On a dit à cette époque, que sachant les opinions qui lui étaient contraires, tant parmi les troupes que parmi les citoyens et même des sénateurs, Boyer gagna celles de Panayoty, de Bayard, etc., et surtout du général Gédéon, pour obtenir son élection à la présidence, après leur avoir représenté l’extrême danger qu’il y aurait pour la République, de retarder la nomination du successeur de Pétion.

Certainement, en présence de la guerre civile et du partage d’opinions dont il s’agit, il était urgent que cette nomination se fît le plus tôt possible. Dans une République dominée par le régime militaire, on doit toujours agir ainsi.

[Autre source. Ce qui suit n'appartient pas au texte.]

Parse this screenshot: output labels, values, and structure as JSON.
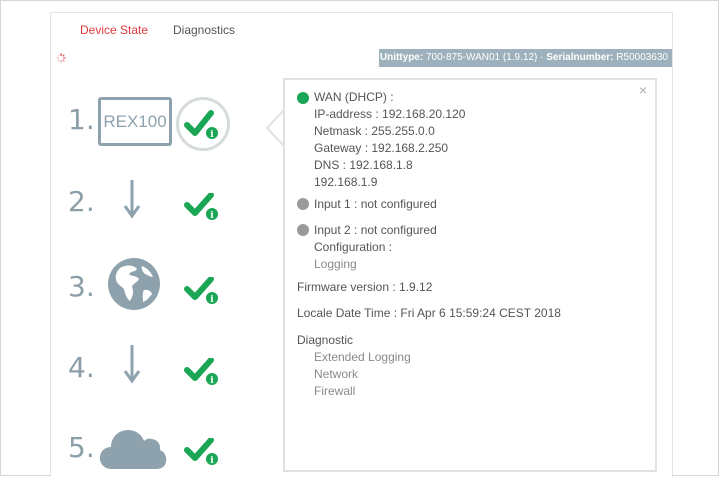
{
  "tabs": [
    {
      "label": "Device State",
      "active": true
    },
    {
      "label": "Diagnostics",
      "active": false
    }
  ],
  "infobar": {
    "unittype_label": "Unittype:",
    "unittype_value": "700-875-WAN01 (1.9.12)",
    "separator": "·",
    "serial_label": "Serialnumber:",
    "serial_value": "R50003630"
  },
  "steps": [
    {
      "number": "1.",
      "device_label": "REX100",
      "icon": "device-box",
      "status": "ok"
    },
    {
      "number": "2.",
      "icon": "arrow-down-icon",
      "status": "ok"
    },
    {
      "number": "3.",
      "icon": "globe-icon",
      "status": "ok"
    },
    {
      "number": "4.",
      "icon": "arrow-down-icon",
      "status": "ok"
    },
    {
      "number": "5.",
      "icon": "cloud-icon",
      "status": "ok"
    }
  ],
  "popover": {
    "close": "×",
    "wan": {
      "title": "WAN (DHCP) :",
      "status_color": "#1aa655",
      "ip": "IP-address : 192.168.20.120",
      "netmask": "Netmask : 255.255.0.0",
      "gateway": "Gateway : 192.168.2.250",
      "dns": "DNS : 192.168.1.8",
      "dns2": "192.168.1.9"
    },
    "input1": {
      "label": "Input 1 : not configured",
      "status_color": "#9a9a9a"
    },
    "input2": {
      "label": "Input 2 : not configured",
      "status_color": "#9a9a9a",
      "configuration": "Configuration :",
      "logging": "Logging"
    },
    "firmware": "Firmware version : 1.9.12",
    "datetime": "Locale Date Time : Fri Apr 6 15:59:24 CEST 2018",
    "diagnostic": {
      "title": "Diagnostic",
      "items": [
        "Extended Logging",
        "Network",
        "Firewall"
      ]
    }
  },
  "colors": {
    "accent_red": "#e03a3e",
    "check_green": "#1aa655",
    "icon_gray": "#8ea2ad"
  }
}
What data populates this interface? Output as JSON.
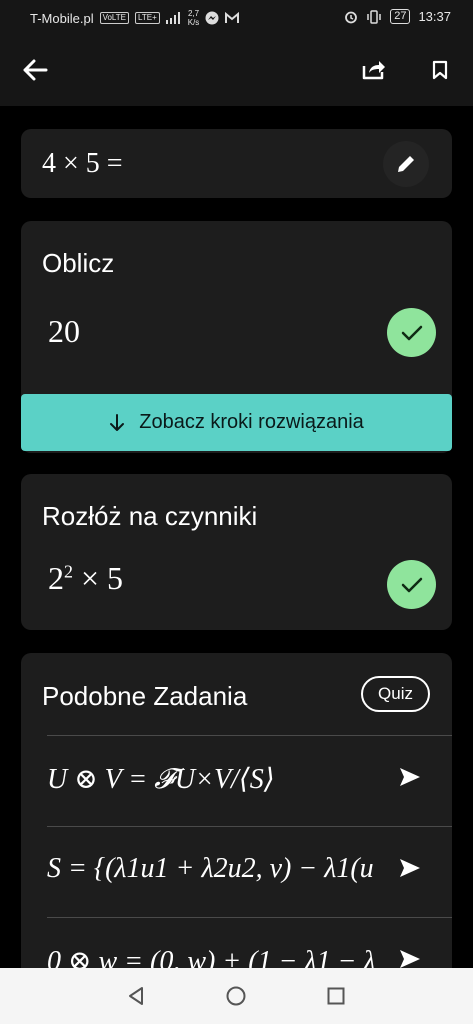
{
  "status_bar": {
    "carrier": "T-Mobile.pl",
    "volte": "VoLTE",
    "network": "LTE+",
    "speed_value": "2,7",
    "speed_unit": "K/s",
    "battery": "27",
    "time": "13:37"
  },
  "problem": {
    "expression": "4 × 5 ="
  },
  "calc_card": {
    "title": "Oblicz",
    "result": "20",
    "steps_button": "Zobacz kroki rozwiązania"
  },
  "factor_card": {
    "title": "Rozłóż na czynniki",
    "base": "2",
    "exponent": "2",
    "rest": "× 5"
  },
  "similar": {
    "title": "Podobne Zadania",
    "quiz_label": "Quiz",
    "items": [
      "U ⊗ V = 𝓕U×V/⟨S⟩",
      "S = {(λ1u1 + λ2u2, v) − λ1(u",
      "0 ⊗ w = (0, w) + (1 − λ1 − λ"
    ]
  },
  "colors": {
    "accent_teal": "#5bd1c6",
    "check_green": "#8fe49c",
    "card_bg": "#1d1d1d"
  },
  "icons": [
    "back-arrow-icon",
    "share-icon",
    "bookmark-icon",
    "pencil-icon",
    "check-icon",
    "arrow-down-icon",
    "send-icon",
    "nav-back-icon",
    "nav-home-icon",
    "nav-recents-icon"
  ]
}
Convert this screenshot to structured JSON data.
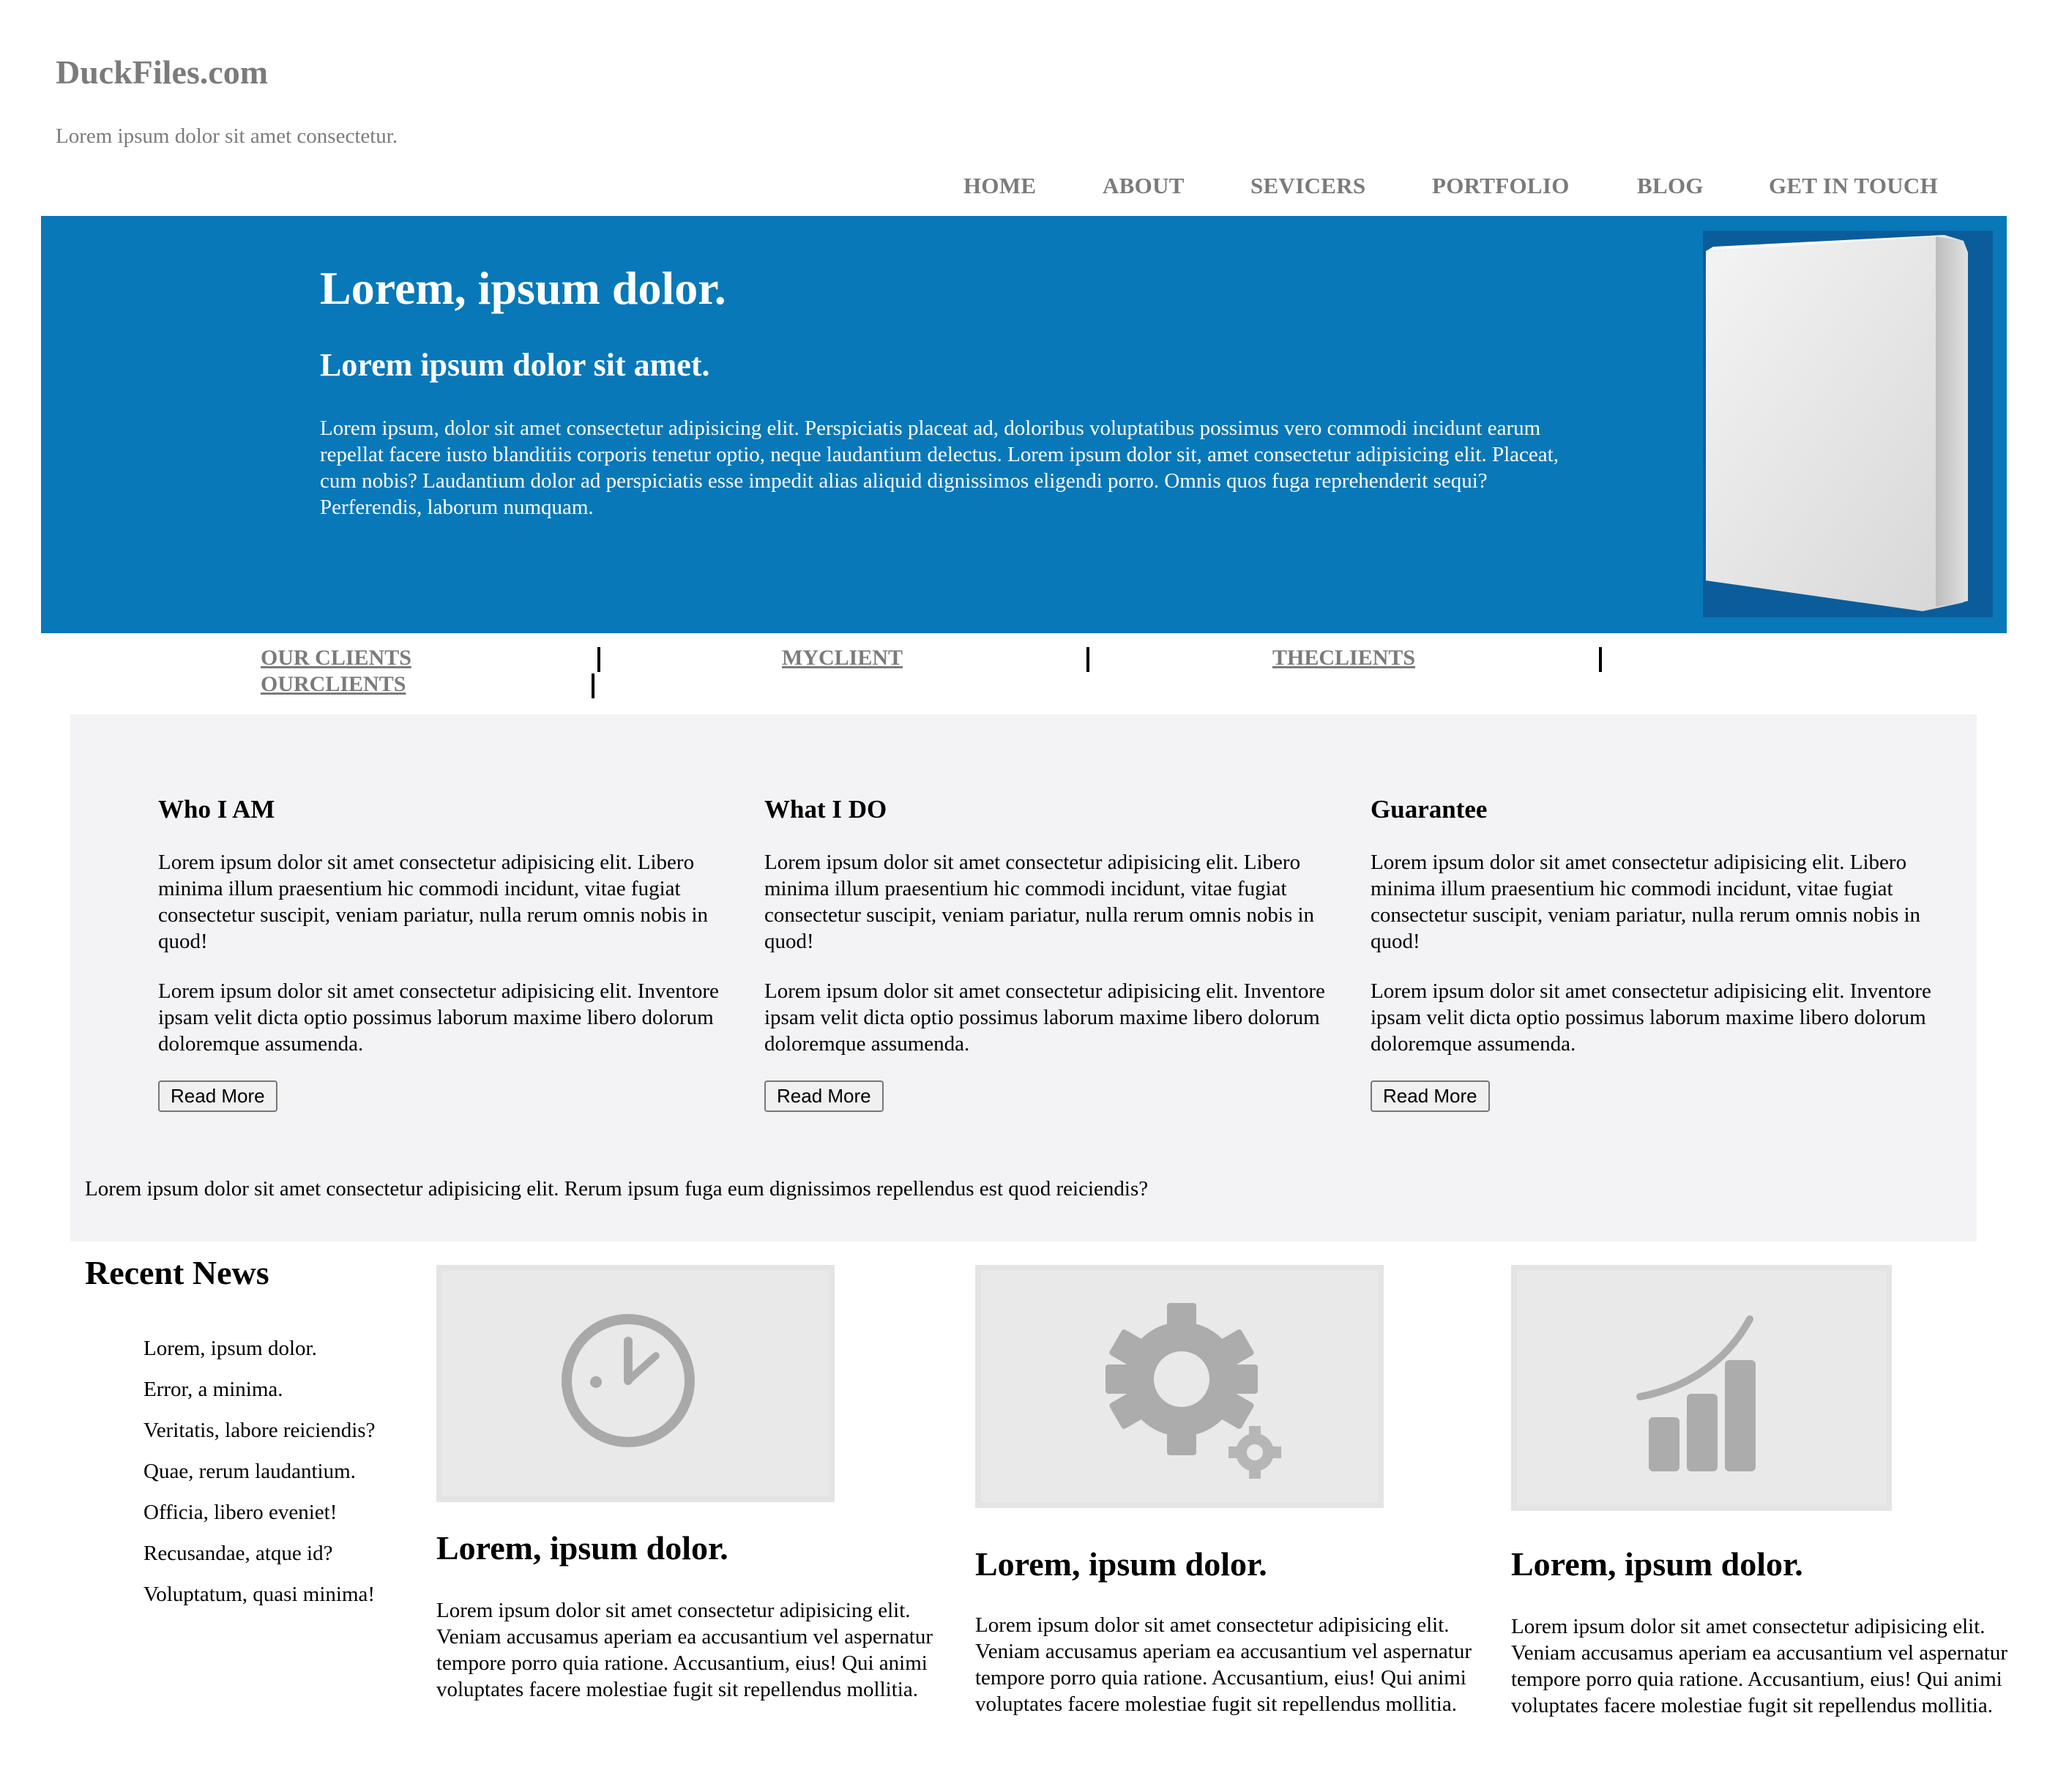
{
  "header": {
    "site_title": "DuckFiles.com",
    "tagline": "Lorem ipsum dolor sit amet consectetur."
  },
  "nav": [
    "HOME",
    "ABOUT",
    "SEVICERS",
    "PORTFOLIO",
    "BLOG",
    "GET IN TOUCH"
  ],
  "hero": {
    "title": "Lorem, ipsum dolor.",
    "subtitle": "Lorem ipsum dolor sit amet.",
    "text": "Lorem ipsum, dolor sit amet consectetur adipisicing elit. Perspiciatis placeat ad, doloribus voluptatibus possimus vero commodi incidunt earum repellat facere iusto blanditiis corporis tenetur optio, neque laudantium delectus. Lorem ipsum dolor sit, amet consectetur adipisicing elit. Placeat, cum nobis? Laudantium dolor ad perspiciatis esse impedit alias aliquid dignissimos eligendi porro. Omnis quos fuga reprehenderit sequi? Perferendis, laborum numquam."
  },
  "clients": [
    "OUR CLIENTS",
    "MYCLIENT",
    "THECLIENTS",
    "OURCLIENTS"
  ],
  "about": {
    "columns": [
      {
        "title": "Who I AM",
        "p1": "Lorem ipsum dolor sit amet consectetur adipisicing elit. Libero minima illum praesentium hic commodi incidunt, vitae fugiat consectetur suscipit, veniam pariatur, nulla rerum omnis nobis in quod!",
        "p2": "Lorem ipsum dolor sit amet consectetur adipisicing elit. Inventore ipsam velit dicta optio possimus laborum maxime libero dolorum doloremque assumenda.",
        "button": "Read More"
      },
      {
        "title": "What I DO",
        "p1": "Lorem ipsum dolor sit amet consectetur adipisicing elit. Libero minima illum praesentium hic commodi incidunt, vitae fugiat consectetur suscipit, veniam pariatur, nulla rerum omnis nobis in quod!",
        "p2": "Lorem ipsum dolor sit amet consectetur adipisicing elit. Inventore ipsam velit dicta optio possimus laborum maxime libero dolorum doloremque assumenda.",
        "button": "Read More"
      },
      {
        "title": "Guarantee",
        "p1": "Lorem ipsum dolor sit amet consectetur adipisicing elit. Libero minima illum praesentium hic commodi incidunt, vitae fugiat consectetur suscipit, veniam pariatur, nulla rerum omnis nobis in quod!",
        "p2": "Lorem ipsum dolor sit amet consectetur adipisicing elit. Inventore ipsam velit dicta optio possimus laborum maxime libero dolorum doloremque assumenda.",
        "button": "Read More"
      }
    ],
    "footer_text": "Lorem ipsum dolor sit amet consectetur adipisicing elit. Rerum ipsum fuga eum dignissimos repellendus est quod reiciendis?"
  },
  "news": {
    "heading": "Recent News",
    "items": [
      "Lorem, ipsum dolor.",
      "Error, a minima.",
      "Veritatis, labore reiciendis?",
      "Quae, rerum laudantium.",
      "Officia, libero eveniet!",
      "Recusandae, atque id?",
      "Voluptatum, quasi minima!"
    ],
    "cards": [
      {
        "icon": "clock-icon",
        "title": "Lorem, ipsum dolor.",
        "text": "Lorem ipsum dolor sit amet consectetur adipisicing elit. Veniam accusamus aperiam ea accusantium vel aspernatur tempore porro quia ratione. Accusantium, eius! Qui animi voluptates facere molestiae fugit sit repellendus mollitia."
      },
      {
        "icon": "gear-icon",
        "title": "Lorem, ipsum dolor.",
        "text": "Lorem ipsum dolor sit amet consectetur adipisicing elit. Veniam accusamus aperiam ea accusantium vel aspernatur tempore porro quia ratione. Accusantium, eius! Qui animi voluptates facere molestiae fugit sit repellendus mollitia."
      },
      {
        "icon": "chart-icon",
        "title": "Lorem, ipsum dolor.",
        "text": "Lorem ipsum dolor sit amet consectetur adipisicing elit. Veniam accusamus aperiam ea accusantium vel aspernatur tempore porro quia ratione. Accusantium, eius! Qui animi voluptates facere molestiae fugit sit repellendus mollitia."
      }
    ]
  },
  "colors": {
    "hero_blue": "#0878b9",
    "muted_gray": "#7b7b7b",
    "section_bg": "#f3f3f5"
  }
}
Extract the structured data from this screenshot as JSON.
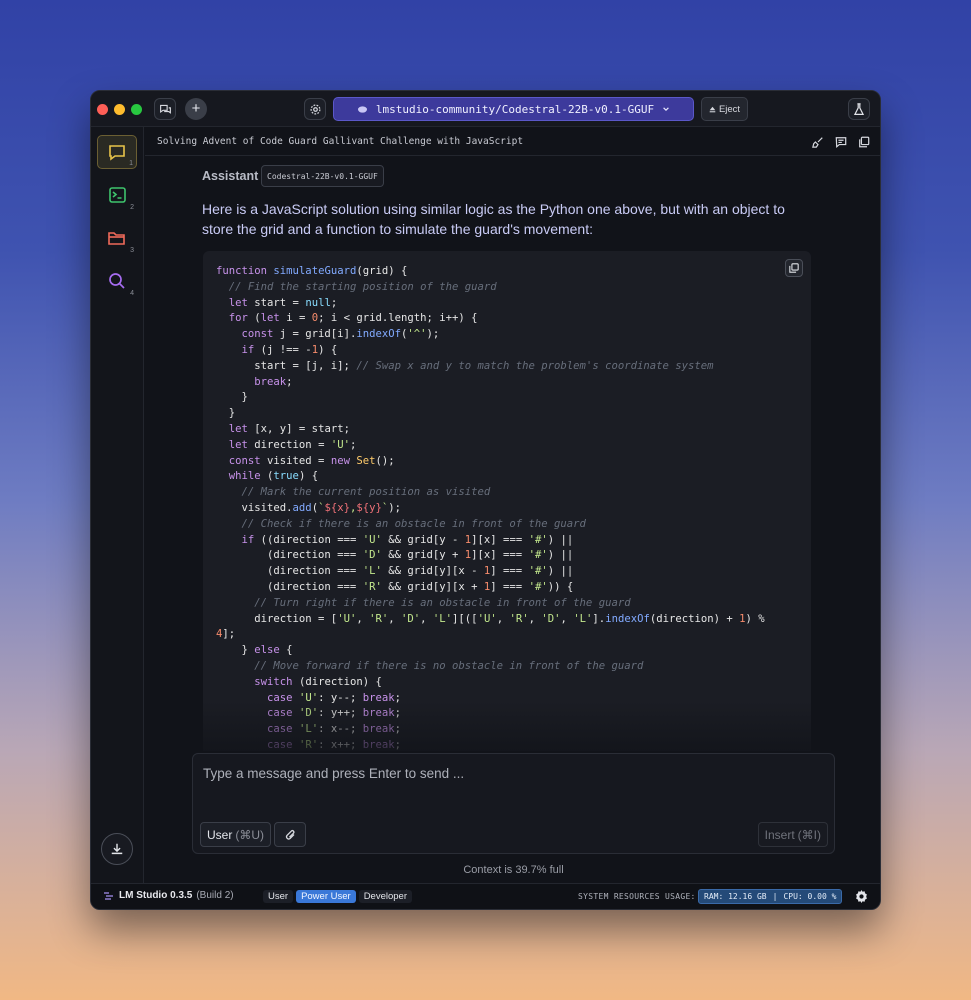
{
  "topbar": {
    "model_name": "lmstudio-community/Codestral-22B-v0.1-GGUF",
    "eject_label": "Eject"
  },
  "sidebar": {
    "items": [
      {
        "icon": "chat-icon",
        "number": "1",
        "active": true
      },
      {
        "icon": "terminal-icon",
        "number": "2",
        "active": false
      },
      {
        "icon": "folder-icon",
        "number": "3",
        "active": false
      },
      {
        "icon": "search-icon",
        "number": "4",
        "active": false
      }
    ]
  },
  "chat": {
    "title": "Solving Advent of Code Guard Gallivant Challenge with JavaScript",
    "assistant_label": "Assistant",
    "model_badge": "Codestral-22B-v0.1-GGUF",
    "message": "Here is a JavaScript solution using similar logic as the Python one above, but with an object to store the grid and a function to simulate the guard's movement:"
  },
  "composer": {
    "placeholder": "Type a message and press Enter to send ...",
    "role_label": "User",
    "role_shortcut": "(⌘U)",
    "insert_label": "Insert",
    "insert_shortcut": "(⌘I)"
  },
  "context": {
    "text": "Context is 39.7% full"
  },
  "statusbar": {
    "app_name": "LM Studio 0.3.5",
    "build": "(Build 2)",
    "modes": [
      "User",
      "Power User",
      "Developer"
    ],
    "active_mode": "Power User",
    "resources_label": "SYSTEM RESOURCES USAGE:",
    "ram": "RAM: 12.16 GB",
    "separator": "|",
    "cpu": "CPU: 0.00 %"
  },
  "colors": {
    "accent": "#3d3a9c",
    "active_mode": "#3a78d8",
    "resources_pill": "#244a78"
  }
}
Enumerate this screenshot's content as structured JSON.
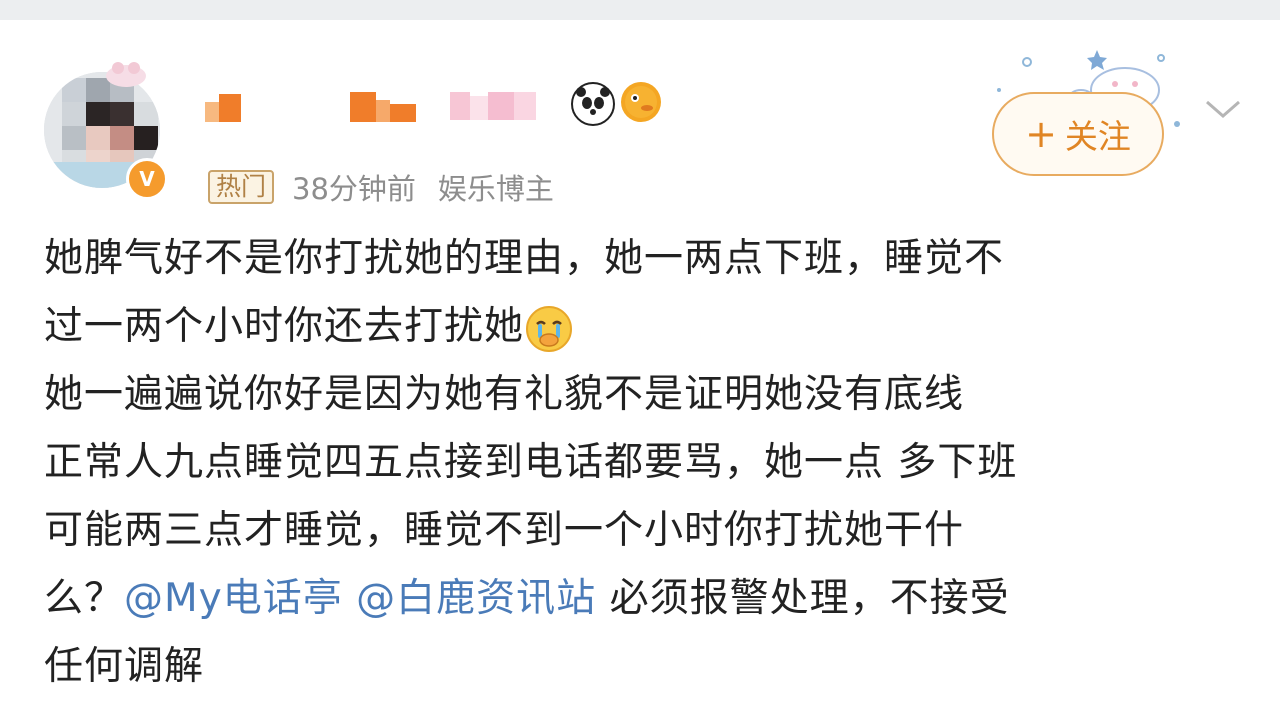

Dans la soirée du 30 mars, les sénateurs Panayoty, Bayard et d’autres de leurs collègues, requirent donc leur président Larose de convoquer le Sénat à bref délai, pour procéder à l’élection du Président d’Haïti. En vain Larose leur fit observer qu’ils avaient consenti à ajourner cette élection, et que les restes de Pétion, encore exposés sur le lit de parade, semblaient protéger la République, puisqu’aucun trouble ne se manifestait nulle part : il dut céder à leur désir ; mais il prit la résolution de se démettre de sa fonction de président du Sénat. Arrivé au palais de ce corps, il y persista d’autant plus, que le général Gédéon, devançant toute délibération,

  1. Depuis 1816, à cause de son état maladif, Pétion ne passait presque plus l’inspection des troupes de la garnison de la capitale : c’était le général Boyer qu’elles voyaient en action.